On the death of the tenth Lord, the male line failed. He was succeeded by his grandson, Henry, the eleventh Lord, the son of Catherine Sinclair, Mistress of Sinclair, daughter of the tenth Lord, and her husband John Sinclair, 23rd Lord Herdmanston. In 1677, he obtained a new charter of the peerage confirming him in the title and with remainders respectively to his brother Henry Sinclair and his father's brothers Robert St Clair, George St Clair and Matthew St Clair, and failing them to his own heirs male whatsoever. However, his eldest son and heir John Sinclair, Master of Sinclair, was involved in the Jacobite rising of 1715 and attainted by Parliament. Consequently, he was not allowed to assume the title.

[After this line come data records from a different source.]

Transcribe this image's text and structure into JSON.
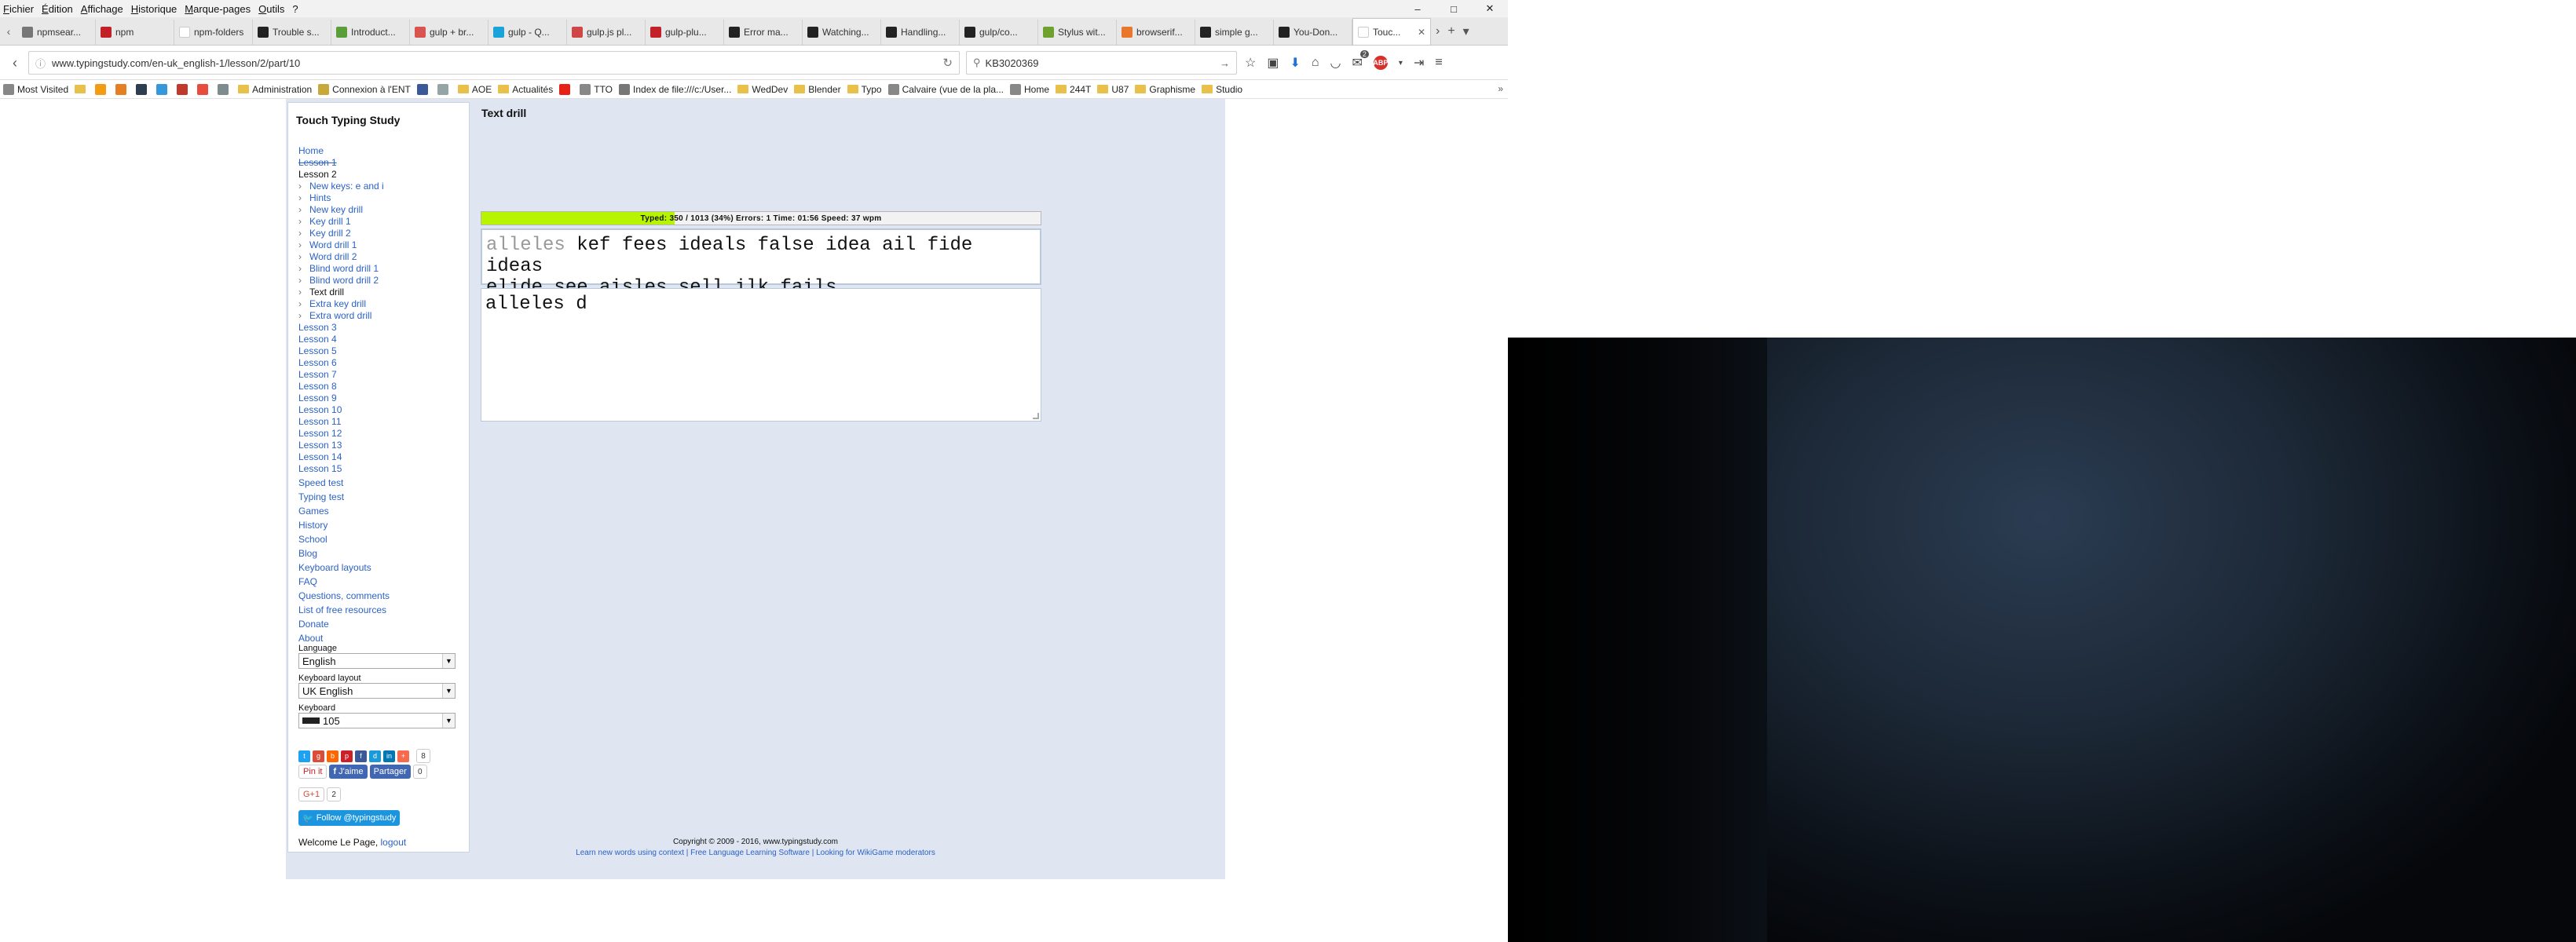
{
  "menubar": [
    "Fichier",
    "Édition",
    "Affichage",
    "Historique",
    "Marque-pages",
    "Outils",
    "?"
  ],
  "window_controls": [
    "–",
    "□",
    "✕"
  ],
  "tabs": [
    {
      "label": "npmsear...",
      "color": "#777777"
    },
    {
      "label": "npm",
      "color": "#c12127"
    },
    {
      "label": "npm-folders",
      "color": "#ffffff"
    },
    {
      "label": "Trouble s...",
      "color": "#222222"
    },
    {
      "label": "Introduct...",
      "color": "#5a9e3a"
    },
    {
      "label": "gulp + br...",
      "color": "#d9534f"
    },
    {
      "label": "gulp - Q...",
      "color": "#1aa3d9"
    },
    {
      "label": "gulp.js pl...",
      "color": "#cf4647"
    },
    {
      "label": "gulp-plu...",
      "color": "#c12127"
    },
    {
      "label": "Error ma...",
      "color": "#222222"
    },
    {
      "label": "Watching...",
      "color": "#222222"
    },
    {
      "label": "Handling...",
      "color": "#222222"
    },
    {
      "label": "gulp/co...",
      "color": "#222222"
    },
    {
      "label": "Stylus wit...",
      "color": "#6ea22f"
    },
    {
      "label": "browserif...",
      "color": "#e8762b"
    },
    {
      "label": "simple g...",
      "color": "#222222"
    },
    {
      "label": "You-Don...",
      "color": "#222222"
    },
    {
      "label": "Touc...",
      "color": "#ffffff",
      "active": true
    }
  ],
  "tab_actions": [
    "›",
    "+",
    "▾"
  ],
  "nav": {
    "back": "‹",
    "info": "ⓘ",
    "url": "www.typingstudy.com/en-uk_english-1/lesson/2/part/10",
    "reload": "↻",
    "search_value": "KB3020369",
    "search_go": "→",
    "toolbar_icons": [
      "☆",
      "▣",
      "⬇",
      "⌂",
      "◡",
      "✉",
      "ABP",
      "▾",
      "⇥",
      "≡"
    ],
    "mail_count": "2"
  },
  "bookmarks": [
    {
      "label": "Most Visited",
      "type": "site",
      "color": "#888888"
    },
    {
      "label": "",
      "type": "folder"
    },
    {
      "label": "",
      "type": "site",
      "color": "#f39c12"
    },
    {
      "label": "",
      "type": "site",
      "color": "#e67e22"
    },
    {
      "label": "",
      "type": "site",
      "color": "#2c3e50"
    },
    {
      "label": "",
      "type": "site",
      "color": "#3498db"
    },
    {
      "label": "",
      "type": "site",
      "color": "#c0392b"
    },
    {
      "label": "",
      "type": "site",
      "color": "#e74c3c"
    },
    {
      "label": "",
      "type": "site",
      "color": "#7f8c8d"
    },
    {
      "label": "Administration",
      "type": "folder"
    },
    {
      "label": "Connexion à l'ENT",
      "type": "site",
      "color": "#c8a83b"
    },
    {
      "label": "",
      "type": "site",
      "color": "#3b5998"
    },
    {
      "label": "",
      "type": "site",
      "color": "#95a5a6"
    },
    {
      "label": "AOE",
      "type": "folder"
    },
    {
      "label": "Actualités",
      "type": "folder"
    },
    {
      "label": "",
      "type": "site",
      "color": "#e62117"
    },
    {
      "label": "TTO",
      "type": "site",
      "color": "#888888"
    },
    {
      "label": "Index de file:///c:/User...",
      "type": "site",
      "color": "#777777"
    },
    {
      "label": "WedDev",
      "type": "folder"
    },
    {
      "label": "Blender",
      "type": "folder"
    },
    {
      "label": "Typo",
      "type": "folder"
    },
    {
      "label": "Calvaire (vue de la pla...",
      "type": "site",
      "color": "#888888"
    },
    {
      "label": "Home",
      "type": "site",
      "color": "#888888"
    },
    {
      "label": "244T",
      "type": "folder"
    },
    {
      "label": "U87",
      "type": "folder"
    },
    {
      "label": "Graphisme",
      "type": "folder"
    },
    {
      "label": "Studio",
      "type": "folder"
    }
  ],
  "bookmarks_overflow": "»",
  "sidebar": {
    "title": "Touch Typing Study",
    "home": "Home",
    "lesson1": "Lesson 1",
    "lesson2": "Lesson 2",
    "lesson2_parts": [
      "New keys: e and i",
      "Hints",
      "New key drill",
      "Key drill 1",
      "Key drill 2",
      "Word drill 1",
      "Word drill 2",
      "Blind word drill 1",
      "Blind word drill 2",
      "Text drill",
      "Extra key drill",
      "Extra word drill"
    ],
    "current_part_index": 9,
    "lessons": [
      "Lesson 3",
      "Lesson 4",
      "Lesson 5",
      "Lesson 6",
      "Lesson 7",
      "Lesson 8",
      "Lesson 9",
      "Lesson 10",
      "Lesson 11",
      "Lesson 12",
      "Lesson 13",
      "Lesson 14",
      "Lesson 15"
    ],
    "extras": [
      "Speed test",
      "Typing test",
      "Games",
      "History",
      "School",
      "Blog",
      "Keyboard layouts",
      "FAQ",
      "Questions, comments",
      "List of free resources",
      "Donate",
      "About"
    ],
    "language_label": "Language",
    "language_value": "English",
    "keyboard_layout_label": "Keyboard layout",
    "keyboard_layout_value": "UK English",
    "keyboard_label": "Keyboard",
    "keyboard_value": "105",
    "share_count": "8",
    "pinit": "Pin it",
    "like": "J'aime",
    "partager": "Partager",
    "partager_count": "0",
    "gplus": "G+1",
    "gplus_count": "2",
    "twitter_follow": "Follow @typingstudy",
    "welcome": "Welcome Le Page,",
    "logout": "logout"
  },
  "main": {
    "title": "Text drill",
    "progress_fraction": 0.345,
    "stats": "Typed: 350 / 1013 (34%) Errors: 1 Time: 01:56 Speed: 37 wpm",
    "typed_text": "alleles",
    "remaining_line1": " kef fees ideals false idea ail fide ideas",
    "remaining_line2": "elide see aisles sell ilk fails",
    "input_value": "alleles d"
  },
  "footer": {
    "copyright": "Copyright © 2009 - 2016, www.typingstudy.com",
    "links": "Learn new words using context | Free Language Learning Software | Looking for WikiGame moderators"
  }
}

He died childless in 1750 when the claim to the title passed to his younger brother General James St Clair (d. 1762). However, he never assumed the title. On his death the lordship became dormant. It was to remain so until it was successfully claimed by Charles Sinclair, 13th Lord Sinclair, who was confirmed in the title by the House of Lords in 1782. He was the son of Andrew St Clair, de jure 12th Lord Sinclair, grandson of Charles Sinclair, de jure 11th Lord Sinclair (d. 1755) and great-grandson of the aforementioned Matthew St Clair, uncle of the tenth Lord. He thereby became the first holder of the title without descent from the original Lords. The thirteenth Lord, his son the fourteenth Lord, grandson the fifteenth Lord, great-grandson the sixteenth Lord, and great-great-grandson the seventeenth Lord, all sat in the House of Lords as Scottish representative peer. As of 2016, the title is held by the latter's only son, the eighteenth Lord, who succeeded on his father's death in 2004.

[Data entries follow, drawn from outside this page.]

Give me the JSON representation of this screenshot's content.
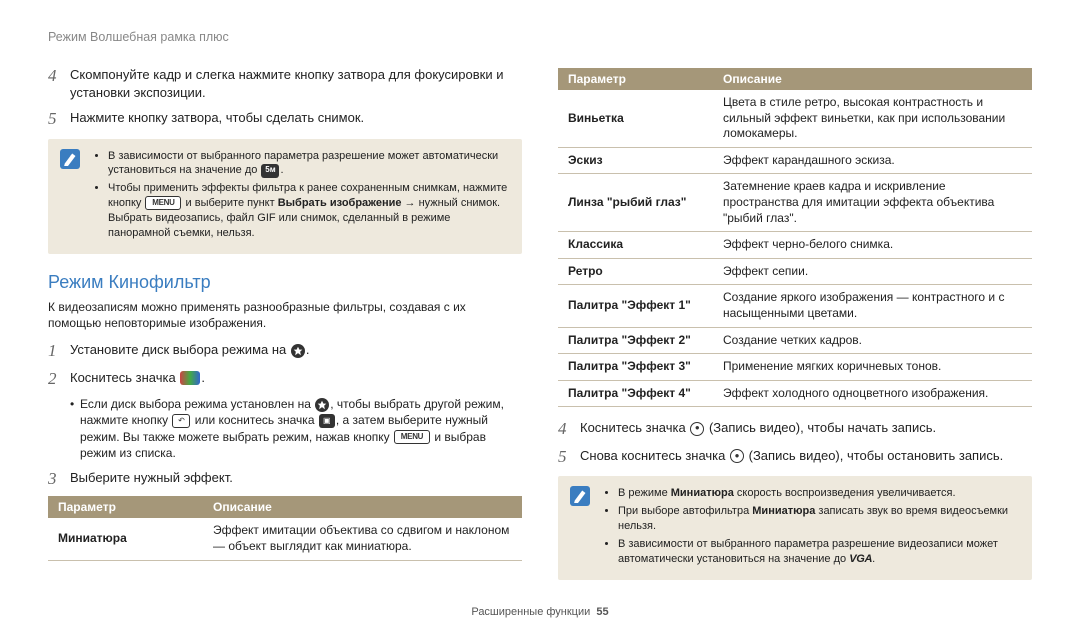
{
  "header": "Режим Волшебная рамка плюс",
  "left": {
    "steps_a": [
      {
        "n": "4",
        "t": "Скомпонуйте кадр и слегка нажмите кнопку затвора для фокусировки и установки экспозиции."
      },
      {
        "n": "5",
        "t": "Нажмите кнопку затвора, чтобы сделать снимок."
      }
    ],
    "note1_items": {
      "i0a": "В зависимости от выбранного параметра разрешение может автоматически установиться на значение до ",
      "i0b": ".",
      "i1a": "Чтобы применить эффекты фильтра к ранее сохраненным снимкам, нажмите кнопку ",
      "i1b": " и выберите пункт ",
      "i1c": "Выбрать изображение",
      "i1d": " → нужный снимок. Выбрать видеозапись, файл GIF или снимок, сделанный в режиме панорамной съемки, нельзя."
    },
    "section_heading": "Режим Кинофильтр",
    "section_intro": "К видеозаписям можно применять разнообразные фильтры, создавая с их помощью неповторимые изображения.",
    "step1_a": "Установите диск выбора режима на ",
    "step1_b": ".",
    "step2_a": "Коснитесь значка ",
    "step2_b": ".",
    "sub_a": "Если диск выбора режима установлен на ",
    "sub_b": ", чтобы выбрать другой режим, нажмите кнопку ",
    "sub_c": " или коснитесь значка ",
    "sub_d": ", а затем выберите нужный режим. Вы также можете выбрать режим, нажав кнопку ",
    "sub_e": " и выбрав режим из списка.",
    "step3": "Выберите нужный эффект.",
    "table_hdr_param": "Параметр",
    "table_hdr_desc": "Описание",
    "table_row_param": "Миниатюра",
    "table_row_desc": "Эффект имитации объектива со сдвигом и наклоном — объект выглядит как миниатюра."
  },
  "right": {
    "table_hdr_param": "Параметр",
    "table_hdr_desc": "Описание",
    "rows": [
      {
        "p": "Виньетка",
        "d": "Цвета в стиле ретро, высокая контрастность и сильный эффект виньетки, как при использовании ломокамеры."
      },
      {
        "p": "Эскиз",
        "d": "Эффект карандашного эскиза."
      },
      {
        "p": "Линза \"рыбий глаз\"",
        "d": "Затемнение краев кадра и искривление пространства для имитации эффекта объектива \"рыбий глаз\"."
      },
      {
        "p": "Классика",
        "d": "Эффект черно-белого снимка."
      },
      {
        "p": "Ретро",
        "d": "Эффект сепии."
      },
      {
        "p": "Палитра \"Эффект 1\"",
        "d": "Создание яркого изображения — контрастного и с насыщенными цветами."
      },
      {
        "p": "Палитра \"Эффект 2\"",
        "d": "Создание четких кадров."
      },
      {
        "p": "Палитра \"Эффект 3\"",
        "d": "Применение мягких коричневых тонов."
      },
      {
        "p": "Палитра \"Эффект 4\"",
        "d": "Эффект холодного одноцветного изображения."
      }
    ],
    "step4_a": "Коснитесь значка ",
    "step4_b": " (Запись видео), чтобы начать запись.",
    "step5_a": "Снова коснитесь значка ",
    "step5_b": " (Запись видео), чтобы остановить запись.",
    "note2_items": {
      "i0a": "В режиме ",
      "i0b": "Миниатюра",
      "i0c": " скорость воспроизведения увеличивается.",
      "i1a": "При выборе автофильтра ",
      "i1b": "Миниатюра",
      "i1c": " записать звук во время видеосъемки нельзя.",
      "i2a": "В зависимости от выбранного параметра разрешение видеозаписи может автоматически установиться на значение до ",
      "i2b": "."
    }
  },
  "footer": {
    "label": "Расширенные функции",
    "page": "55"
  },
  "icons": {
    "menu": "MENU",
    "s": "S",
    "vga": "VGA"
  }
}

The University College London research project The Legacies of British Slave-ownership and the records of the Slave Compensation Commission, highlights that Charles St Clair, 13th Lord Sinclair owned 666 slaves at the time of abolition in 1833. He gained £5,411 as compensation from the government of the United Kingdom and Great Britain, (approximately £458,000 in 2015).

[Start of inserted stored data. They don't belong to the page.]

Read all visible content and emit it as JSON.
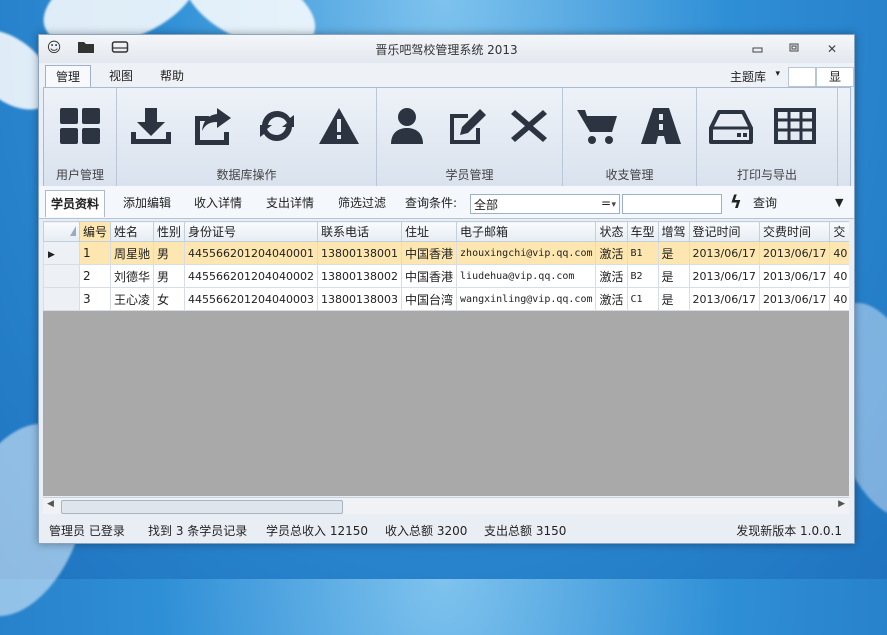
{
  "window": {
    "title": "晋乐吧驾校管理系统 2013",
    "controls": {
      "minimize": "▭",
      "restore": "◻",
      "close": "✕"
    }
  },
  "menu": {
    "tabs": [
      {
        "label": "管理",
        "active": true
      },
      {
        "label": "视图",
        "active": false
      },
      {
        "label": "帮助",
        "active": false
      }
    ],
    "theme_label": "主题库",
    "display_label": "显"
  },
  "ribbon": {
    "groups": [
      {
        "label": "用户管理",
        "buttons": [
          "grid-icon"
        ]
      },
      {
        "label": "数据库操作",
        "buttons": [
          "download-icon",
          "export-icon",
          "refresh-icon",
          "warning-icon"
        ]
      },
      {
        "label": "学员管理",
        "buttons": [
          "user-icon",
          "edit-icon",
          "delete-icon"
        ]
      },
      {
        "label": "收支管理",
        "buttons": [
          "cart-icon",
          "road-icon"
        ]
      },
      {
        "label": "打印与导出",
        "buttons": [
          "drive-icon",
          "table-icon"
        ]
      }
    ]
  },
  "subtabs": {
    "items": [
      {
        "label": "学员资料",
        "active": true
      },
      {
        "label": "添加编辑",
        "active": false
      },
      {
        "label": "收入详情",
        "active": false
      },
      {
        "label": "支出详情",
        "active": false
      },
      {
        "label": "筛选过滤",
        "active": false
      }
    ],
    "query_condition_label": "查询条件:",
    "query_condition_value": "全部",
    "equals": "=",
    "query_value": "",
    "query_button": "查询"
  },
  "table": {
    "columns": [
      "编号",
      "姓名",
      "性别",
      "身份证号",
      "联系电话",
      "住址",
      "电子邮箱",
      "状态",
      "车型",
      "增驾",
      "登记时间",
      "交费时间",
      "交"
    ],
    "rows": [
      [
        "1",
        "周星驰",
        "男",
        "445566201204040001",
        "13800138001",
        "中国香港",
        "zhouxingchi@vip.qq.com",
        "激活",
        "B1",
        "是",
        "2013/06/17",
        "2013/06/17",
        "40"
      ],
      [
        "2",
        "刘德华",
        "男",
        "445566201204040002",
        "13800138002",
        "中国香港",
        "liudehua@vip.qq.com",
        "激活",
        "B2",
        "是",
        "2013/06/17",
        "2013/06/17",
        "40"
      ],
      [
        "3",
        "王心凌",
        "女",
        "445566201204040003",
        "13800138003",
        "中国台湾",
        "wangxinling@vip.qq.com",
        "激活",
        "C1",
        "是",
        "2013/06/17",
        "2013/06/17",
        "40"
      ]
    ],
    "selected_row": 0
  },
  "status": {
    "login": "管理员 已登录",
    "found": "找到 3 条学员记录",
    "total_income": "学员总收入 12150",
    "income_total": "收入总额 3200",
    "expense_total": "支出总额 3150",
    "version": "发现新版本 1.0.0.1"
  },
  "colors": {
    "accent": "#2f8fd6",
    "selected_row": "#fde6b0",
    "icon": "#2b3440"
  }
}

The family house is Knocknalling House, near St John's Town of Dalry, Kirkcudbrightshire.

==Lords Sinclair (1449)==
- Henry II Sinclair, Earl of Orkney, 10th Baron of Roslin and the 1st Lord Sinclair (d. 1420)
- William Sinclair, 3rd Earl of Orkney, 1st Earl of Caithness, 11th Baron of Roslin and 2nd Lord Sinclair (d. 1480)
- William Sinclair, 3rd Lord Sinclair (d. 1487)
- Henry Sinclair, 4th Lord Sinclair (d. 1513)
- William Sinclair, 5th Lord Sinclair (d. 1570)
- Henry Sinclair, 6th Lord Sinclair (1528–1601)
- Henry Sinclair, 7th Lord Sinclair (1581–1602)
- James Sinclair, 8th Lord Sinclair (d. 1607)
- Patrick Sinclair, 9th Lord Sinclair (d. 1617)
- John Sinclair, 10th Lord Sinclair (1610–1676)
  - Catherine Sinclair, Mistress of Sinclair.

===Herdmanston line===
- Henry St Clair, 11th Lord Sinclair (1660–1723). Eldest son of Catherine Sinclair, daughter of John Sinclair, 10th Lord Sinclair, and her husband John Sinclair, 23rd Lord Herdmanston (eldest son of John Sinclair, 22nd Lord Herdmanston). It is not known if the Sinclair Lords Herdmanston share a paternal ancestor with the Lords Sinclair who are descended from the Sinclair Barons of Roslin.
  - John St Clair, Master of Sinclair (1683–1750) (eldest son of eleventh Lord; attainted in 1715 and never allowed to assume title)
  - James St Clair (d. 1762) (younger son of eleventh Lord; never assumed title)
dormant 1762–1782
- Charles St Clair, de jure 11th Lord Sinclair (d. 1775)
- Andrew St Clair, de jure 12th Lord Sinclair (1733–1775)
- Charles St Clair, 13th Lord Sinclair (1768–1863) (confirmed in title 1782)
- James St Clair, 14th Lord Sinclair (1803–1880)
- Charles William St Clair, 15th Lord Sinclair (1831–1922)
- Archibald James Murray St Clair, 16th Lord Sinclair (1875–1957)
- Charles Murray Kennedy St Clair, 17th Lord Sinclair (1914–2004)
- Matthew Murray Kennedy St Clair, 18th Lord Sinclair (b. 1968) Lord Sinclair was appointed Lord Lieutenant of Kirkcudbright on 29 July 2021.

The heir apparent is the present holder's son Harry Murray Kennedy St. Clair, Master of Sinclair (b. 2007).